The specific objectives are: 

  1. To map the stakeholders – across different sections of society, institutions, disciplines and geographical scales (local, national and European) – who are already engaged in, or could be interested in joining, an exchange of views on One Health-inspired tick-borne disease prevention. 

  2. To disentangle the local, context-specific, socio-economic-ecological complexities of disease transmission through the collection of qualitative data on the experience, knowledge and perspectives of local people on how to cope with, and reduce, the risk of tick-borne diseases in humans and animals.

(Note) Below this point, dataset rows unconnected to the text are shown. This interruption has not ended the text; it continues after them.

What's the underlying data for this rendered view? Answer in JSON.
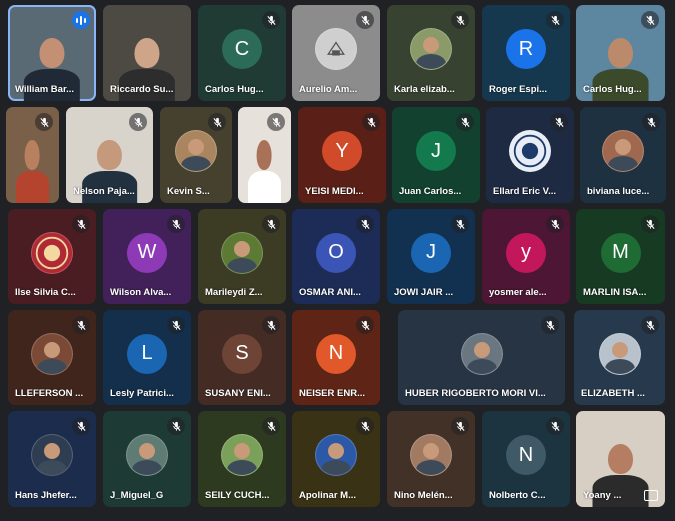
{
  "participants": [
    {
      "name": "William Bar...",
      "initial": "",
      "bg": "#5a6a74",
      "type": "camera",
      "state": "speaking",
      "skin": "#c39073",
      "shirt": "#1f2a36"
    },
    {
      "name": "Riccardo Su...",
      "initial": "",
      "bg": "#4d4a44",
      "type": "camera",
      "state": "none",
      "skin": "#cfa58a",
      "shirt": "#2d2d2d"
    },
    {
      "name": "Carlos Hug...",
      "initial": "C",
      "bg": "#1f3b33",
      "avatar": "#2d6b59",
      "type": "letter",
      "state": "muted"
    },
    {
      "name": "Aurelio Am...",
      "initial": "",
      "bg": "#8c8c8c",
      "avatar": "#cfcfcf",
      "type": "logo",
      "state": "muted"
    },
    {
      "name": "Karla elizab...",
      "initial": "",
      "bg": "#384231",
      "avatar": "#8a9a68",
      "type": "photo",
      "state": "muted"
    },
    {
      "name": "Roger Espi...",
      "initial": "R",
      "bg": "#15384f",
      "avatar": "#1a73e8",
      "type": "letter",
      "state": "muted"
    },
    {
      "name": "Carlos Hug...",
      "initial": "",
      "bg": "#5d86a0",
      "type": "camera",
      "state": "muted",
      "skin": "#bb8a6a",
      "shirt": "#3b4a2a"
    },
    {
      "name": "",
      "initial": "",
      "bg": "#7a6048",
      "type": "camera",
      "state": "muted",
      "skin": "#b8805e",
      "shirt": "#b5442e"
    },
    {
      "name": "Nelson Paja...",
      "initial": "",
      "bg": "#d8d4cc",
      "type": "camera",
      "state": "muted",
      "skin": "#c59a7c",
      "shirt": "#22313f"
    },
    {
      "name": "Kevin S...",
      "initial": "",
      "bg": "#46412f",
      "avatar": "#a98660",
      "type": "photo",
      "state": "muted"
    },
    {
      "name": "",
      "initial": "",
      "bg": "#e6e1da",
      "type": "camera",
      "state": "muted",
      "skin": "#a97258",
      "shirt": "#ffffff"
    },
    {
      "name": "YEISI MEDI...",
      "initial": "Y",
      "bg": "#5a1f16",
      "avatar": "#d14a2a",
      "type": "letter",
      "state": "muted"
    },
    {
      "name": "Juan Carlos...",
      "initial": "J",
      "bg": "#12422f",
      "avatar": "#137a4e",
      "type": "letter",
      "state": "muted"
    },
    {
      "name": "Ellard Eric V...",
      "initial": "",
      "bg": "#1d2a41",
      "avatar": "#e8ecf4",
      "type": "seal",
      "state": "muted"
    },
    {
      "name": "biviana luce...",
      "initial": "",
      "bg": "#1d3140",
      "avatar": "#a0684e",
      "type": "photo",
      "state": "muted"
    },
    {
      "name": "Ilse Silvia C...",
      "initial": "",
      "bg": "#4a1d22",
      "avatar": "#b02a36",
      "type": "emblem",
      "state": "muted"
    },
    {
      "name": "Wilson Alva...",
      "initial": "W",
      "bg": "#42215a",
      "avatar": "#8e3ab6",
      "type": "letter",
      "state": "muted"
    },
    {
      "name": "Marileydi Z...",
      "initial": "",
      "bg": "#3c3b24",
      "avatar": "#5c7a34",
      "type": "photo",
      "state": "muted"
    },
    {
      "name": "OSMAR ANI...",
      "initial": "O",
      "bg": "#1c2c57",
      "avatar": "#3a55b6",
      "type": "letter",
      "state": "muted"
    },
    {
      "name": "JOWI JAIR ...",
      "initial": "J",
      "bg": "#12304f",
      "avatar": "#1a66b3",
      "type": "letter",
      "state": "muted"
    },
    {
      "name": "yosmer ale...",
      "initial": "y",
      "bg": "#4c1634",
      "avatar": "#c2185b",
      "type": "letter",
      "state": "muted"
    },
    {
      "name": "MARLIN ISA...",
      "initial": "M",
      "bg": "#163a22",
      "avatar": "#1e6b34",
      "type": "letter",
      "state": "muted"
    },
    {
      "name": "LLEFERSON ...",
      "initial": "",
      "bg": "#40251d",
      "avatar": "#7a4a36",
      "type": "photo",
      "state": "muted"
    },
    {
      "name": "Lesly Patrici...",
      "initial": "L",
      "bg": "#132f4b",
      "avatar": "#1a66b3",
      "type": "letter",
      "state": "muted"
    },
    {
      "name": "SUSANY ENI...",
      "initial": "S",
      "bg": "#442c24",
      "avatar": "#6d4436",
      "type": "letter",
      "state": "muted"
    },
    {
      "name": "NEISER ENR...",
      "initial": "N",
      "bg": "#5e2415",
      "avatar": "#e1592a",
      "type": "letter",
      "state": "muted"
    },
    {
      "name": "HUBER RIGOBERTO MORI VI...",
      "initial": "",
      "bg": "#263444",
      "avatar": "#6a7680",
      "type": "photo",
      "state": "muted"
    },
    {
      "name": "ELIZABETH ...",
      "initial": "",
      "bg": "#273a4d",
      "avatar": "#b7c2cc",
      "type": "photo",
      "state": "muted"
    },
    {
      "name": "Hans Jhefer...",
      "initial": "",
      "bg": "#1c2c4d",
      "avatar": "#2e3d52",
      "type": "photo",
      "state": "muted"
    },
    {
      "name": "J_Miguel_G",
      "initial": "",
      "bg": "#1d3a34",
      "avatar": "#5e7c74",
      "type": "photo",
      "state": "muted"
    },
    {
      "name": "SEILY CUCH...",
      "initial": "",
      "bg": "#2e3a1f",
      "avatar": "#7aa05a",
      "type": "photo",
      "state": "muted"
    },
    {
      "name": "Apolinar M...",
      "initial": "",
      "bg": "#3a3214",
      "avatar": "#2c58a8",
      "type": "photo",
      "state": "muted"
    },
    {
      "name": "Nino Melén...",
      "initial": "",
      "bg": "#413126",
      "avatar": "#a27a62",
      "type": "photo",
      "state": "muted"
    },
    {
      "name": "Nolberto C...",
      "initial": "N",
      "bg": "#1c3440",
      "avatar": "#3f5966",
      "type": "letter",
      "state": "muted"
    },
    {
      "name": "Yoany ...",
      "initial": "",
      "bg": "#d7cfc4",
      "type": "camera",
      "state": "presenting",
      "skin": "#b57e62",
      "shirt": "#2b2b2b"
    }
  ]
}
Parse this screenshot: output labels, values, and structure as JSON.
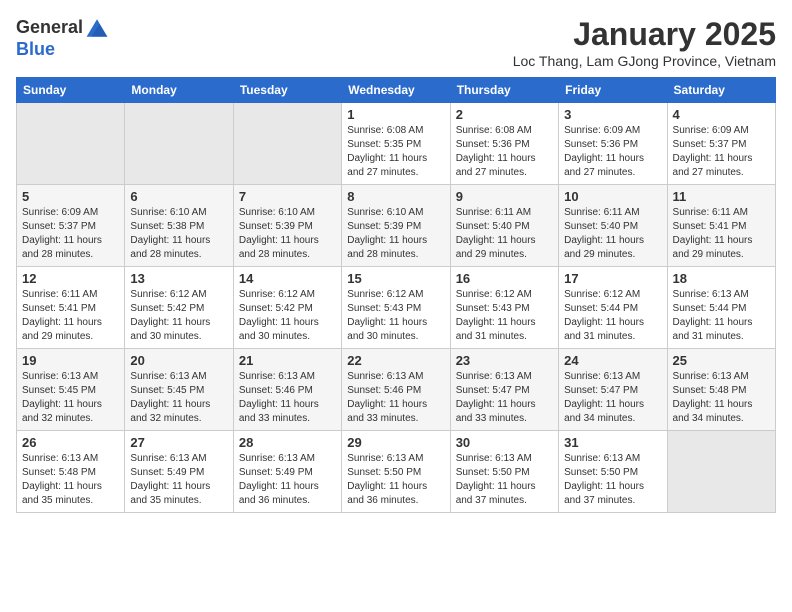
{
  "logo": {
    "general": "General",
    "blue": "Blue"
  },
  "title": "January 2025",
  "subtitle": "Loc Thang, Lam GJong Province, Vietnam",
  "days_of_week": [
    "Sunday",
    "Monday",
    "Tuesday",
    "Wednesday",
    "Thursday",
    "Friday",
    "Saturday"
  ],
  "weeks": [
    [
      {
        "day": "",
        "empty": true
      },
      {
        "day": "",
        "empty": true
      },
      {
        "day": "",
        "empty": true
      },
      {
        "day": "1",
        "sunrise": "6:08 AM",
        "sunset": "5:35 PM",
        "daylight": "11 hours and 27 minutes."
      },
      {
        "day": "2",
        "sunrise": "6:08 AM",
        "sunset": "5:36 PM",
        "daylight": "11 hours and 27 minutes."
      },
      {
        "day": "3",
        "sunrise": "6:09 AM",
        "sunset": "5:36 PM",
        "daylight": "11 hours and 27 minutes."
      },
      {
        "day": "4",
        "sunrise": "6:09 AM",
        "sunset": "5:37 PM",
        "daylight": "11 hours and 27 minutes."
      }
    ],
    [
      {
        "day": "5",
        "sunrise": "6:09 AM",
        "sunset": "5:37 PM",
        "daylight": "11 hours and 28 minutes."
      },
      {
        "day": "6",
        "sunrise": "6:10 AM",
        "sunset": "5:38 PM",
        "daylight": "11 hours and 28 minutes."
      },
      {
        "day": "7",
        "sunrise": "6:10 AM",
        "sunset": "5:39 PM",
        "daylight": "11 hours and 28 minutes."
      },
      {
        "day": "8",
        "sunrise": "6:10 AM",
        "sunset": "5:39 PM",
        "daylight": "11 hours and 28 minutes."
      },
      {
        "day": "9",
        "sunrise": "6:11 AM",
        "sunset": "5:40 PM",
        "daylight": "11 hours and 29 minutes."
      },
      {
        "day": "10",
        "sunrise": "6:11 AM",
        "sunset": "5:40 PM",
        "daylight": "11 hours and 29 minutes."
      },
      {
        "day": "11",
        "sunrise": "6:11 AM",
        "sunset": "5:41 PM",
        "daylight": "11 hours and 29 minutes."
      }
    ],
    [
      {
        "day": "12",
        "sunrise": "6:11 AM",
        "sunset": "5:41 PM",
        "daylight": "11 hours and 29 minutes."
      },
      {
        "day": "13",
        "sunrise": "6:12 AM",
        "sunset": "5:42 PM",
        "daylight": "11 hours and 30 minutes."
      },
      {
        "day": "14",
        "sunrise": "6:12 AM",
        "sunset": "5:42 PM",
        "daylight": "11 hours and 30 minutes."
      },
      {
        "day": "15",
        "sunrise": "6:12 AM",
        "sunset": "5:43 PM",
        "daylight": "11 hours and 30 minutes."
      },
      {
        "day": "16",
        "sunrise": "6:12 AM",
        "sunset": "5:43 PM",
        "daylight": "11 hours and 31 minutes."
      },
      {
        "day": "17",
        "sunrise": "6:12 AM",
        "sunset": "5:44 PM",
        "daylight": "11 hours and 31 minutes."
      },
      {
        "day": "18",
        "sunrise": "6:13 AM",
        "sunset": "5:44 PM",
        "daylight": "11 hours and 31 minutes."
      }
    ],
    [
      {
        "day": "19",
        "sunrise": "6:13 AM",
        "sunset": "5:45 PM",
        "daylight": "11 hours and 32 minutes."
      },
      {
        "day": "20",
        "sunrise": "6:13 AM",
        "sunset": "5:45 PM",
        "daylight": "11 hours and 32 minutes."
      },
      {
        "day": "21",
        "sunrise": "6:13 AM",
        "sunset": "5:46 PM",
        "daylight": "11 hours and 33 minutes."
      },
      {
        "day": "22",
        "sunrise": "6:13 AM",
        "sunset": "5:46 PM",
        "daylight": "11 hours and 33 minutes."
      },
      {
        "day": "23",
        "sunrise": "6:13 AM",
        "sunset": "5:47 PM",
        "daylight": "11 hours and 33 minutes."
      },
      {
        "day": "24",
        "sunrise": "6:13 AM",
        "sunset": "5:47 PM",
        "daylight": "11 hours and 34 minutes."
      },
      {
        "day": "25",
        "sunrise": "6:13 AM",
        "sunset": "5:48 PM",
        "daylight": "11 hours and 34 minutes."
      }
    ],
    [
      {
        "day": "26",
        "sunrise": "6:13 AM",
        "sunset": "5:48 PM",
        "daylight": "11 hours and 35 minutes."
      },
      {
        "day": "27",
        "sunrise": "6:13 AM",
        "sunset": "5:49 PM",
        "daylight": "11 hours and 35 minutes."
      },
      {
        "day": "28",
        "sunrise": "6:13 AM",
        "sunset": "5:49 PM",
        "daylight": "11 hours and 36 minutes."
      },
      {
        "day": "29",
        "sunrise": "6:13 AM",
        "sunset": "5:50 PM",
        "daylight": "11 hours and 36 minutes."
      },
      {
        "day": "30",
        "sunrise": "6:13 AM",
        "sunset": "5:50 PM",
        "daylight": "11 hours and 37 minutes."
      },
      {
        "day": "31",
        "sunrise": "6:13 AM",
        "sunset": "5:50 PM",
        "daylight": "11 hours and 37 minutes."
      },
      {
        "day": "",
        "empty": true
      }
    ]
  ],
  "labels": {
    "sunrise_prefix": "Sunrise: ",
    "sunset_prefix": "Sunset: ",
    "daylight_prefix": "Daylight: "
  }
}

  3. To share and discuss in community juries the knowledge co-produced and the concerns, priorities, and strategies identified in Obj. 1 and 2.

Research materials

Events

  • Paper “Wood ticks or sheep ticks? Hope in diluted landscapes in some Italian mountains, between tick-borne diseases and land management” at the workshop “The many ethnographic faces of the parasite” of the Centre for Research in the Arts and Social Sciences, Cambridge, UK, 15 March 2024
  • Paper “Usare le zecche per difendere le pecore dai lupi. Nuove narrazioni politiche per nuovi equilibri di specie nel bellunese” at the Conference “Ritornare selvatici. Tendenze socio-spaziali nelle aree rurali fragili [ITA]”, Rovigo, Italy, 22-23 March 2024
  • Panel “Multispecies assemblages in times of climate change-induced (eco)systemic transformations. An interdisciplinary discussion on how ticks, fleas, mosquitoes, and other vectors of human and animal diseases restructure the world” at the Conference of the International Society of Ethnobiology, Marrakesh, Morocco, 15-19 May 2024
  • Panel “Multispecies ethnography in the making. Learning and unlearning from a relationship with others” at the conference of the European Association of Social Anthropologists, Barcelona, Spain, 23-26 July 2024
  • Paper “A promising future for ticks. One Health challenges to control the global increase of tick-borne diseases in animals (and their humans) in a changing climate” in the panel “Panzootics, beyond pandemics and zoonoses” at the conference of the European Association of Social Anthropologists, Barcelona, Spain, 23-26 July 2024
  • Paper “Ticks on the move. Imagining new disease entanglements in a changing climate” at the International Convention of Asia Scholars, Surabaya, Indonesia, 28 July - 1 August 2024
  • Workshop “One Health imaginative workshop for the identification of functional values and drivers for change” at the International Convention of Asia Scholars, Surabaya, Indonesia, 28 July - 1 August 2024

Team

Deborah Nadal

Deborah Nadal, from Italy, is a medical anthropologist specialising in human-animal-environment health (One Health), zoonotic diseases, community-based participatory research and South Asian studies. After her PhD research on dog-cow-macaque-human co-existence in northern India (which resulted in the Wenner Gren-funded book “Rabies in the Streets: Interspecies Camaraderie in Urban India”), she completed a 3-year Marie Skɫodowska Curie Postdoctoral Fellowship, funded by the European Union, at the University of Glasgow (UK) and the University of Washington (USA), where she worked on dog and human rabies in western India. At Ca’ Foscari University of Venice, she is now the principal investigator on this project on ticks and she teaches animal folklore. Since 2021, she also works as a consultant for the Department for the Control of Neglected Tropical Diseases at the World Health Organization (Switzerland).

Kristina Seljak

Kristina Seljak, from Slovenia, is a cultural anthropologist specialising in material and immaterial heritage, museography and community-based participatory research on health-related topics. She has contributed significantly to projects addressing societal challenges, such as her research on inequalities and vulnerabilities in healthcare in Slovenia, which provided insights into everyday life and barriers to accessing healthcare. She also played a crucial role in creating a Multilingual Handbook for Easier Communication in Healthcare, which enables better interaction between migrants and healthcare providers. Kristina's expertise spans interdisciplinary research, qualitative analysis, multilingual communication and project management.